There was a time when every town and rural community across America would have at least one group of kids gathering in a garage or a dingy basement with a guitar, a bass, a set of drums, and maybe a small speaker for the singer’s mic to feed into, and – if you were really fancy – a keyboard of some sort. Over occasional protests from parents or neighbors and the egging on from curious hangers-on, primal noise was bashed out repeatedly and with abandon until, hopefully, some songs would begin to take shape. Smokes and beer were smuggled in, and not long after, the smell of weed would mix with the ringing waves of distortion throughout the practice area. Bonds were formed, some lasting years. Hearts were broken. Songs were created. Rock was made.
Listening to Model Citizen Live at Dial Back Sound inspires that feeling of sweaty summer nights in a cramped space with three of your best buds as you try to make music that you know someday will change the world or at least get you noticed. Matt Patton (Drive-by Truckers, Dexateens) has reunited with bassist Craig Gates (Dexateens), drummer Mike Gaut (Bohannons) and brought along fellow Trucker Jay Gonzales on keys to take the garage-rock sound to its logical – and ear-splitting – conclusion. Model Citizen, who littered the landscape with a few CDs around the turn of the century, this time gathered not in a garage or a basement but at Patton’s Dial Back Studios in Water Valley, Mississippi, to rock and bash it out like the grungy old days of the 1960s, or maybe the 1990s. After all, they say the 1990s were just the 1960s turned upside down.
Some songs on those long out-of-print CDs (and a handful of limited-run seven-inch singles) appear on Model Citizen Live at Dial Back Sound, but this time they’re all cut live from the floor, the way the rock gods intended. Drumsticks count off a pummeling riff. Vocals sneer. The bass fills the gaps without crowding the room. Picture the MC5, the Stooges, Boston’s the Real Kids – rock ‘n’ roll void of any studio tricks, loud, screaming, and shaking right into your eardrum. Standout track “10 O’Clock” begins with Gonzales channeling Tommy James while Patton pays homage to the beloved Tuscaloosa, Alabama club, Chukker, which closed its doors in 2003. The groove perfectly captures a live band playing solely for the love of making noise, which is what a club band is all about.

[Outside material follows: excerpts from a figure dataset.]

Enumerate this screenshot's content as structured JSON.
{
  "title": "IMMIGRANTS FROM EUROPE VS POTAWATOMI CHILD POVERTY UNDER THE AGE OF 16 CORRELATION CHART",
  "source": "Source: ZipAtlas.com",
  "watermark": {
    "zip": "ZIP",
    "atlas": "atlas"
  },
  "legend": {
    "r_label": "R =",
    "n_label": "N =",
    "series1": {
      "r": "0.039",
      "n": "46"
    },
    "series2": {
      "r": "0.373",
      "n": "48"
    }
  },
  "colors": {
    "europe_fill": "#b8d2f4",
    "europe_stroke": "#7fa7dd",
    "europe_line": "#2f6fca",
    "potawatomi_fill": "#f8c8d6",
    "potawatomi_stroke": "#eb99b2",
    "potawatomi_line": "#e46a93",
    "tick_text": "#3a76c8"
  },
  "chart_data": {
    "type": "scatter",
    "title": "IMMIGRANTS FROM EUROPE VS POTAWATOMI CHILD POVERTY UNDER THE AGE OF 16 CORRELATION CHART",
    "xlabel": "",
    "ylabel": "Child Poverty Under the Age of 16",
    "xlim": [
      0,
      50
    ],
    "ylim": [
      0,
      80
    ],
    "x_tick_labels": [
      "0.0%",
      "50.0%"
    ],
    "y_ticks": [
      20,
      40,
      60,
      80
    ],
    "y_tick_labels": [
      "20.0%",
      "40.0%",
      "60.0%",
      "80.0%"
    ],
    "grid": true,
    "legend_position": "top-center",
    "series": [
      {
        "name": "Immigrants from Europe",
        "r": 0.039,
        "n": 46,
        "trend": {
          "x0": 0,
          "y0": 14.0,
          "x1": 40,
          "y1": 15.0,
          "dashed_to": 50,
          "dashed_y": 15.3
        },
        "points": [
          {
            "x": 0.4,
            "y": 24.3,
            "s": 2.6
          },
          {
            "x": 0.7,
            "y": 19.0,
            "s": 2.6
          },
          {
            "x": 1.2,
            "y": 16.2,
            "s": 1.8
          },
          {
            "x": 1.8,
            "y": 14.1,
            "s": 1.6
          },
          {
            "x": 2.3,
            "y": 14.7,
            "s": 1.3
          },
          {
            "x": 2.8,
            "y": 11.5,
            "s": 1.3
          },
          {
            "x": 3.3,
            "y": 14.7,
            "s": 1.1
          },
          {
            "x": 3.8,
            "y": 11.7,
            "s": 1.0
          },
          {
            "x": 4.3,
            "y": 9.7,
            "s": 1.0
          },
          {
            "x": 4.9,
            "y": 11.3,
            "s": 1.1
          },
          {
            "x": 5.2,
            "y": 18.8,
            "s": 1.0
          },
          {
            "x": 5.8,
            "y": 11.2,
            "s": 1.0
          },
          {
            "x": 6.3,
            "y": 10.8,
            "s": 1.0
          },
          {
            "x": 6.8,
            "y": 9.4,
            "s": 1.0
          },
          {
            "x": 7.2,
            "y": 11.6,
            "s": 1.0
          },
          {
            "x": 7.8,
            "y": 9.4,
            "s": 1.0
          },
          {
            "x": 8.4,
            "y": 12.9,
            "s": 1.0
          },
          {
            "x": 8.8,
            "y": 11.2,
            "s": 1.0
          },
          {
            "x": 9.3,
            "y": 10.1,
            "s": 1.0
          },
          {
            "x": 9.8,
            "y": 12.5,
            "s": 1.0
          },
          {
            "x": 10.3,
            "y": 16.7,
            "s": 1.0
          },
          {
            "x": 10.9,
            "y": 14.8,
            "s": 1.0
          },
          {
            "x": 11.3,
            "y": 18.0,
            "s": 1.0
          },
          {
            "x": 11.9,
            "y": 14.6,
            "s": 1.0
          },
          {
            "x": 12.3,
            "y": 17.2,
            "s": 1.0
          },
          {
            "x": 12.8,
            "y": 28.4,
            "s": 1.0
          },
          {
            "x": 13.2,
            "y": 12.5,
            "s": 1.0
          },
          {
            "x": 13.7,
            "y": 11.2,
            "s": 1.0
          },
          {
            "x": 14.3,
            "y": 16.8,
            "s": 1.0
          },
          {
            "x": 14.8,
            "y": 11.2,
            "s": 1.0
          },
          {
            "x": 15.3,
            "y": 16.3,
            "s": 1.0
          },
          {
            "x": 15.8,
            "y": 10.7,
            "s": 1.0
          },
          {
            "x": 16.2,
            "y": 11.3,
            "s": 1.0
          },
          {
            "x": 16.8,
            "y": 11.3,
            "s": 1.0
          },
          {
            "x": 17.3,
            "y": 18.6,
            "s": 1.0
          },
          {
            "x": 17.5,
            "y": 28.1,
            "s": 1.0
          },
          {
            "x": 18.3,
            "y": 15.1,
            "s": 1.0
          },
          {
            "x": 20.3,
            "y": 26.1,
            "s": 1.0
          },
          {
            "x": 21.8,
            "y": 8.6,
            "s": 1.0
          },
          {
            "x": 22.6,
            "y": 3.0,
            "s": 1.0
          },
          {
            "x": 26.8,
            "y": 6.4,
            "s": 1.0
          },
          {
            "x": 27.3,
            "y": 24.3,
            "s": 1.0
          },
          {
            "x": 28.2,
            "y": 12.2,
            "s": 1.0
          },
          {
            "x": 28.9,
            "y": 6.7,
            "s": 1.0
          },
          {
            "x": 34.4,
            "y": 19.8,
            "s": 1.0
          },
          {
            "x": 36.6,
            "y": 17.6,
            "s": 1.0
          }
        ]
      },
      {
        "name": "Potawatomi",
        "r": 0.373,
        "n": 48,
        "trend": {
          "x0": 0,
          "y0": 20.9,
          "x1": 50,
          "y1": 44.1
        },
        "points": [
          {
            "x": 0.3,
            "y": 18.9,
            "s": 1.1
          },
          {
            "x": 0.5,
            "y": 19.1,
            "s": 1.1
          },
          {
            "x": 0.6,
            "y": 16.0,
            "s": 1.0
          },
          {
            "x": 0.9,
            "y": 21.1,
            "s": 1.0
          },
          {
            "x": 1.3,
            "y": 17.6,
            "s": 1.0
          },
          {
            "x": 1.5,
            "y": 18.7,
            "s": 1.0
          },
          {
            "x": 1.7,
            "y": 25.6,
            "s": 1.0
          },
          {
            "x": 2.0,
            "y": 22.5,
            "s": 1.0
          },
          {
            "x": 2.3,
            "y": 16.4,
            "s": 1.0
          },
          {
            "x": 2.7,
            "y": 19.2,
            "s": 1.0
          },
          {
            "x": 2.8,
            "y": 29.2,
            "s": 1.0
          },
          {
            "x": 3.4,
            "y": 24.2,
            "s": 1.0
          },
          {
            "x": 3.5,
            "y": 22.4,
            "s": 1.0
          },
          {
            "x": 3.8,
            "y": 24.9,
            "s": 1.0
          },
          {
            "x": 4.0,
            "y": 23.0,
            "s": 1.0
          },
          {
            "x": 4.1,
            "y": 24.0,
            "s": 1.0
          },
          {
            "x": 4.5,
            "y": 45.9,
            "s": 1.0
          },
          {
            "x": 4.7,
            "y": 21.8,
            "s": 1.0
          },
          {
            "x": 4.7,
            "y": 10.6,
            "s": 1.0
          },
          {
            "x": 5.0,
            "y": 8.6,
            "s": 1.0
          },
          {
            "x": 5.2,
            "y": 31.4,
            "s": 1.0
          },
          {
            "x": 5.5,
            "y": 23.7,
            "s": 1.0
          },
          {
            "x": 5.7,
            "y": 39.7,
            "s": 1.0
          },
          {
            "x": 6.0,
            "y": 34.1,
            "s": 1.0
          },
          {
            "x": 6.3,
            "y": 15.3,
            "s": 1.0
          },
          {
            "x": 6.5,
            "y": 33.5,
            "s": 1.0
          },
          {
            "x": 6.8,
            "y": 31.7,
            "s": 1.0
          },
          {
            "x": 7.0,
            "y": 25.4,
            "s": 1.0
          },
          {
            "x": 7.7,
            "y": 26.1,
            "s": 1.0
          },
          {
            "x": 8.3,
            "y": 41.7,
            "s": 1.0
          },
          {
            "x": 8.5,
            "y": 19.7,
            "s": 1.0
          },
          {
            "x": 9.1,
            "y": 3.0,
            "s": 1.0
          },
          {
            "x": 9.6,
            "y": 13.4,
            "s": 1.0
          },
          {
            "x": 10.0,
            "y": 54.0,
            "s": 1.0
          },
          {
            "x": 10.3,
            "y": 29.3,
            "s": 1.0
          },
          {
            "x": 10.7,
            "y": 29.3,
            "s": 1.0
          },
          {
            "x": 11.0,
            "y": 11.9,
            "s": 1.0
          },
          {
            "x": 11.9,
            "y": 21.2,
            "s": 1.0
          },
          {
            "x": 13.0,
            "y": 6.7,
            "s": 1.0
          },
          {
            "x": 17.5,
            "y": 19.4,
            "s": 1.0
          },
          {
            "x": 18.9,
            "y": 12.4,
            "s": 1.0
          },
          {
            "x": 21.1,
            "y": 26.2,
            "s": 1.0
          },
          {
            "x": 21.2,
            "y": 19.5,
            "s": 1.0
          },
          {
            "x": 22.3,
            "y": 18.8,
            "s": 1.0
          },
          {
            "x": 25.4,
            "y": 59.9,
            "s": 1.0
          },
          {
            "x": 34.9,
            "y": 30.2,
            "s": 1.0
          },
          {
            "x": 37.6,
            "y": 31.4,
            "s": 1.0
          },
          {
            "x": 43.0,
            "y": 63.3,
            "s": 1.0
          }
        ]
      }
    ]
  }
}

There’s also “Empty Room”, a Model Citizen fan favorite, that here, like everything else, is amped up to 11 in volume and energy as it details a time in Patton’s life when all he had to hold on to was the music his band was making and the songs he was writing.
Throughout Model Citizen Live at Dial Back Sound, Gaut’s ferocious drumming drives Model Citizen to the edge of the cliff, teeters, then pulls back at the last second, powering through on pure adrenaline. The guitars, bass, and organ follow suit, creating a wall of rock that doesn’t let up until the final cymbal crashes down on the closing track – and the band’s namesake – “Model Citizen”. The guys then coolly head to the control room to listen to the wreckage. No doubt returning, at least in their minds, to the days of banging on cheap instruments in the basement, hoping to change the world. Model Citizen Live at Dial Back Sound won’t do that, but it’ll make it a little more tolerable while it’s playing.